Lors de son premier passage en commission nous avions déjà félicité le rapporteur pour son travail transpartisan et apporté nos voix à ce texte, qui vient combler un vide juridique et protéger le droit à l'image en ligne des plus jeunes.
Nous approuvons les modifications apportées par le Sénat. Nous saluons la suppression de l'article 4, que nous avions également demandée, car il nous paraît disproportionné et confus de retirer l'autorité parentale pour des faits de gravité très variable. Nous en remettre au cas par cas au juge des enfants, c'est faire confiance à la justice et respecter le principe de proportionnalité des peines. Nous approuvons également le nouvel article 5, qui permet de saisir la Commission nationale de l'informatique et des libertés (Cnil) : nous avions déposé un amendement similaire, mais il avait été considéré comme un cavalier législatif. Je constate que le Sénat ne fait pas la même lecture de l'article 45 de la Constitution.
Nous votons ce texte, mais nous ne sautons pas au plafond de joie. Sur un sujet aussi précis, trouver un accord est possible mais, le projet de loi visant à sécuriser et réguler l'espace numérique le montre, nos approches de la régulation numérique diffèrent : nous préférons préserver la liberté des utilisateurs, vous, celle des entreprises ; vous préférez sanctionner les comportements individuels, nous les plateformes qui les rendent possibles.
Cette proposition de loi peine à faire oublier la dégradation des droits des enfants en France. Oui, ce texte, qui se veut avant tout pédagogique, permet une avancée. Mais, en matière de droit des enfants, le Gouvernement a des marges de progression ! Alors que Macron a annoncé que la protection de l'enfant serait l'autre grande cause de son quinquennat, la situation est inquiétante : comme pour les droits des femmes, vous préférez le paraître aux mesures concrètes.
Qui reste-t-il alors pour protéger et faire de la pédagogie ? Les professionnels des crèches sont à bout de souffle.

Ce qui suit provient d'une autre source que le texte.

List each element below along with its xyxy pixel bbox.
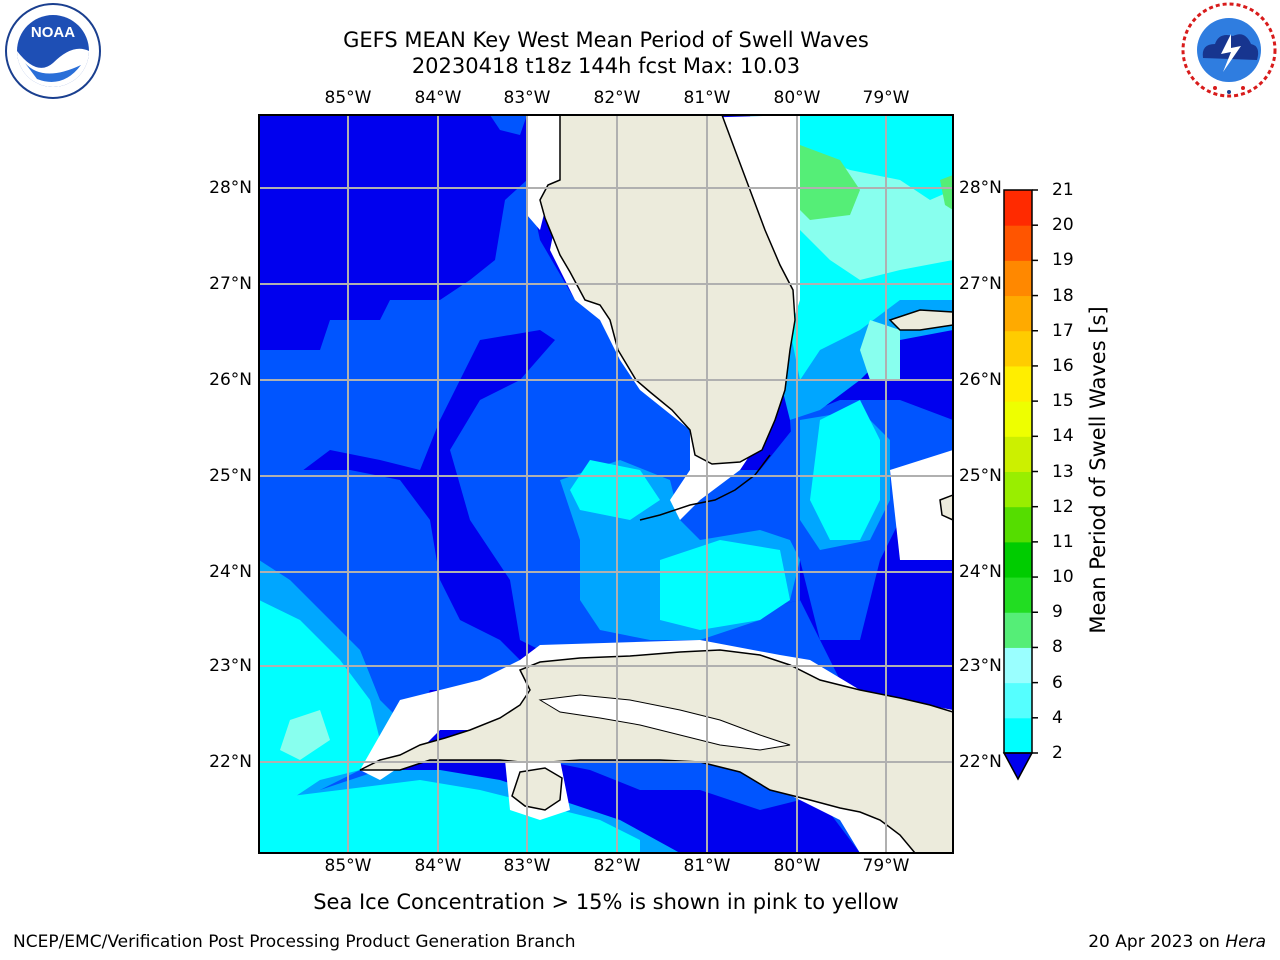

À l'école, la pénurie de professeurs reste sans solution – les syndicats estiment qu'il manque au moins un enseignant dans 48 % des collèges et lycées. Comment des enseignants pourraient-ils alors trouver le temps de sensibiliser leurs élèves et déceler les cas de harcèlement toujours plus grave ? Les professionnels de la protection de l'enfance sont en sous-effectif et leurs revendications sur le nombre de places dans les structures d'accueil et sur les postes vacants restent, là aussi, sans réponse. La crise de la pédiatrie et des services périnataux continue, et la Commission indépendante sur l'inceste et les violences sexuelles faites aux enfants (Ciivise) risque de voir ses travaux clos dès le mois de décembre.
Je vous alerte : une approche plurielle est plus que jamais nécessaire pour garantir aux enfants l'intégralité de leurs droits, à commencer par les plus fondamentaux. Trois millions d'enfants vivent dans notre pays sous le seuil de pauvreté, soit un sur cinq. Le droit à une vie digne pour nos petits devrait nous unir autant que le droit à la protection de leur image. Mais lutter contre les inégalités sociales vous refroidit, car il faut sortir le carnet de chèques ; vous protégez toujours avec plus d'ardeur la hiérarchie sociale que les droits humains. Les travaux de la Ciivise, qui a permis une libération de la parole, doivent être prolongés.
Vous nous permettez de voter pour protéger l'image des enfants et c'est une bonne nouvelle. Mais je vous promets qu'en 2027, quand la NUPES sera au Gouvernement, nous protégerons les enfants, tout simplement.